Once again, what I’m saying here can easily be misunderstood. I’m not making light of the profound sadness and helplessness that accompanies suffering, which makes it hard to turn to others in hard times. Nor am I suggesting that overcoming challenges is just a matter of applying a magic formula that involves checking off a list of other-serving attributes. The old adage that time heals all wounds has much truth to it, so there are no shortcuts.
But time by itself will not heal our wounds. There’s a certain amount of work and intentionality about how we suffer that makes the difference between ending up wiser vs. ending up bitter. This is one the great challenges we have as a global society as we face the long-term challenges of this pandemic.
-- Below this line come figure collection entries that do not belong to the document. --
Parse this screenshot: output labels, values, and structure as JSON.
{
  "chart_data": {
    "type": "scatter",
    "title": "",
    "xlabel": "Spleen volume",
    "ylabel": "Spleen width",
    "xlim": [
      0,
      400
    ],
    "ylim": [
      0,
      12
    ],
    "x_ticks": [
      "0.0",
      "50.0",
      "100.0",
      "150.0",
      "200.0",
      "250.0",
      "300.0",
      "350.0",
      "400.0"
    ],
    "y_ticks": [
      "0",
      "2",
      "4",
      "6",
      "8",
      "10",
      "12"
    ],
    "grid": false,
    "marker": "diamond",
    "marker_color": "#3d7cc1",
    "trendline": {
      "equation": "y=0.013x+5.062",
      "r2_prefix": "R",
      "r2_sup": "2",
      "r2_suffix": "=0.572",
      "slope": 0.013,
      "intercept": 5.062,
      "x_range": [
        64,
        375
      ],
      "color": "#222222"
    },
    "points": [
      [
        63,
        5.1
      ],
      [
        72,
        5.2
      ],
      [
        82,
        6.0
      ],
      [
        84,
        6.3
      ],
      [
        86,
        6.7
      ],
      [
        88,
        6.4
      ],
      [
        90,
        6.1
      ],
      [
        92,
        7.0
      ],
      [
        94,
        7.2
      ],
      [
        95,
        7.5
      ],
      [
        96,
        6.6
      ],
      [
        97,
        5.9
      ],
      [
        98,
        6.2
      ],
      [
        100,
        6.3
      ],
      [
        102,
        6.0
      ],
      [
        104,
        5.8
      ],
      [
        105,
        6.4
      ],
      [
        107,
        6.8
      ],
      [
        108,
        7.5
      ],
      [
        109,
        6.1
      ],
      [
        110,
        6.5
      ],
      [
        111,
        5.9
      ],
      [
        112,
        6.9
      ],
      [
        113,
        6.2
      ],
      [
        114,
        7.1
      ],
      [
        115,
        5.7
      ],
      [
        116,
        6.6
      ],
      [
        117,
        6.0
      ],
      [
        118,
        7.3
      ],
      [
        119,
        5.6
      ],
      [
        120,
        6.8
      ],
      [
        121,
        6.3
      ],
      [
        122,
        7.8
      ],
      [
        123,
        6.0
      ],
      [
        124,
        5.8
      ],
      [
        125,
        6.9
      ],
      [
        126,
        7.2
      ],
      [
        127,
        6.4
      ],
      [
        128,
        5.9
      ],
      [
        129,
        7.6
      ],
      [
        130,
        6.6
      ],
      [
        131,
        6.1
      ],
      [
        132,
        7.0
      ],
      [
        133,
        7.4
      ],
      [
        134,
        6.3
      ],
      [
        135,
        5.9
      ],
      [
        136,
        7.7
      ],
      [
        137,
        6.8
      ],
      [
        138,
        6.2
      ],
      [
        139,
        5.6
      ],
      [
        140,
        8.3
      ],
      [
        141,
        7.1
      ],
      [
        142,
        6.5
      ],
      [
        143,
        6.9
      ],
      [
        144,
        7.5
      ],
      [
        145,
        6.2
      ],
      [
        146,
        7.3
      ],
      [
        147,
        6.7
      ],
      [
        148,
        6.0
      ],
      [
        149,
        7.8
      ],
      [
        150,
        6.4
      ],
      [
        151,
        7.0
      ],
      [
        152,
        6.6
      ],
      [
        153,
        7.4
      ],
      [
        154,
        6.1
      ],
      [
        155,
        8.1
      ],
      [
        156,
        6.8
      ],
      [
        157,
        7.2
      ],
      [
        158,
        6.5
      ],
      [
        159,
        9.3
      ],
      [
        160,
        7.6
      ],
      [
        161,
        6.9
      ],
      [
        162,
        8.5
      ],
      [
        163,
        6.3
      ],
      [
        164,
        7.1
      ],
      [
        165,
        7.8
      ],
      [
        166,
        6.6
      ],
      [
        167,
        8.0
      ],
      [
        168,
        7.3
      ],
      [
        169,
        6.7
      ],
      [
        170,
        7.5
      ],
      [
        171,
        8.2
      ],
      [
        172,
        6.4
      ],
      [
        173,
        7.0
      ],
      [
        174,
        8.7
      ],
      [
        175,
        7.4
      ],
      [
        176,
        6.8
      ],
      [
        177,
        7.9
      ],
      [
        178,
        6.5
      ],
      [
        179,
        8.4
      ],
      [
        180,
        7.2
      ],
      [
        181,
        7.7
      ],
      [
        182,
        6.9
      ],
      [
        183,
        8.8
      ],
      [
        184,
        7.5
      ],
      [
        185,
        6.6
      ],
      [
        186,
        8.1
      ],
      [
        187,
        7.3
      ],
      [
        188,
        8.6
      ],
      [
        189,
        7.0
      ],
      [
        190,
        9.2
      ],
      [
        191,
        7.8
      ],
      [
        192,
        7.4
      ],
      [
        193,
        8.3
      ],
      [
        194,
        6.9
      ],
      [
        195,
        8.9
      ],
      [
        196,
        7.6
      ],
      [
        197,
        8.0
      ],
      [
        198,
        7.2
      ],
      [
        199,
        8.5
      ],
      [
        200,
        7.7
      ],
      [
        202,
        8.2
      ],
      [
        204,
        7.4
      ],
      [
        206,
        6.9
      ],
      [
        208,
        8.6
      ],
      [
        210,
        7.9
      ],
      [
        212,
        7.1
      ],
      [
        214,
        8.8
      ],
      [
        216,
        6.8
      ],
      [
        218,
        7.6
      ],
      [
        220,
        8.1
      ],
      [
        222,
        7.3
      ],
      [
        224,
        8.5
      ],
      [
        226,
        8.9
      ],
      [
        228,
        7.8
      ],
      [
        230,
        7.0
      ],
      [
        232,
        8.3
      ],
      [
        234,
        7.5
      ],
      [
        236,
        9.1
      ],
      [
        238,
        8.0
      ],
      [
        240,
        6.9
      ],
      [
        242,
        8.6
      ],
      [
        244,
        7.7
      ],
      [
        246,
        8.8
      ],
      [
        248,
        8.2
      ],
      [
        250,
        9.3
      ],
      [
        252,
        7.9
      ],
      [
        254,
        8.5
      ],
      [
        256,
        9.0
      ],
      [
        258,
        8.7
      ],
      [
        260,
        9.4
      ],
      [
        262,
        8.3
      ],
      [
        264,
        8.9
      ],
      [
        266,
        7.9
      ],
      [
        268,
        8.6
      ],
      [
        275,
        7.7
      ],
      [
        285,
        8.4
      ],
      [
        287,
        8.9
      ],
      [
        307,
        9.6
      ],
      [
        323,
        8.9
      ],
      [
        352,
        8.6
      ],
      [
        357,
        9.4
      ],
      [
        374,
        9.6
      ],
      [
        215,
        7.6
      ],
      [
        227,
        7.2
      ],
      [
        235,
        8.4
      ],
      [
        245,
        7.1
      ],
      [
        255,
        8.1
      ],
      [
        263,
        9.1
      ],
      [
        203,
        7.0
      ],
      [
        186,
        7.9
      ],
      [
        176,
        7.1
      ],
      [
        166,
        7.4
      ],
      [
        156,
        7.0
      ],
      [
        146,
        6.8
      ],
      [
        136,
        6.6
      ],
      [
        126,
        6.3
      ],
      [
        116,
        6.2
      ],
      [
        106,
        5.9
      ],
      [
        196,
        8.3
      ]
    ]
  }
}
I’d like to finish on a hopeful note. The picture below is also of Anne Morrow Lindbergh, though by now she was older than in the first picture and years had passed since the tragedy of losing her son. You can see some wrinkles around her eyes, a product of aging and hard experience. But I love the expression in those eyes: there’s real joy in them and in her smile. Anne was marked but not defined by her loss because she did learn something from her suffering. So can we, and the result will be an abiding sense of joy and inner peace despite our struggles.
Postscript: I have emphasized Anne Morrow Lindbergh’s ability to overcome her tragic loss. I’m aware of the controversy surrounding Anne because of her association with Charles and his sympathy for some aspects of the Nazi cause. My praise of Anne’s approach to handling tragedy is in no way a blanket endorsement of all aspects of her or her husband’s lives, particularly any reprehensible political views.
I agree completely. There is great power in being selfless although this is a most challenging skill. This year has contributed to many feeling lonely and isolated as we've been physically separated, but as we come out of this we will have increasing opportunities to reconnect. As you mentioned, the danger in life is drinking from the bitter cup and allowing it to make us bitter ourselves. Bitterness and anger can lead to isolation even when surrounded by throngs of people. But as we look outward and truly see and serve those around us, even when we may be suffering ourselves, we will make connections and experience more joy in those relationships. Thank you for your thoughts. Great message.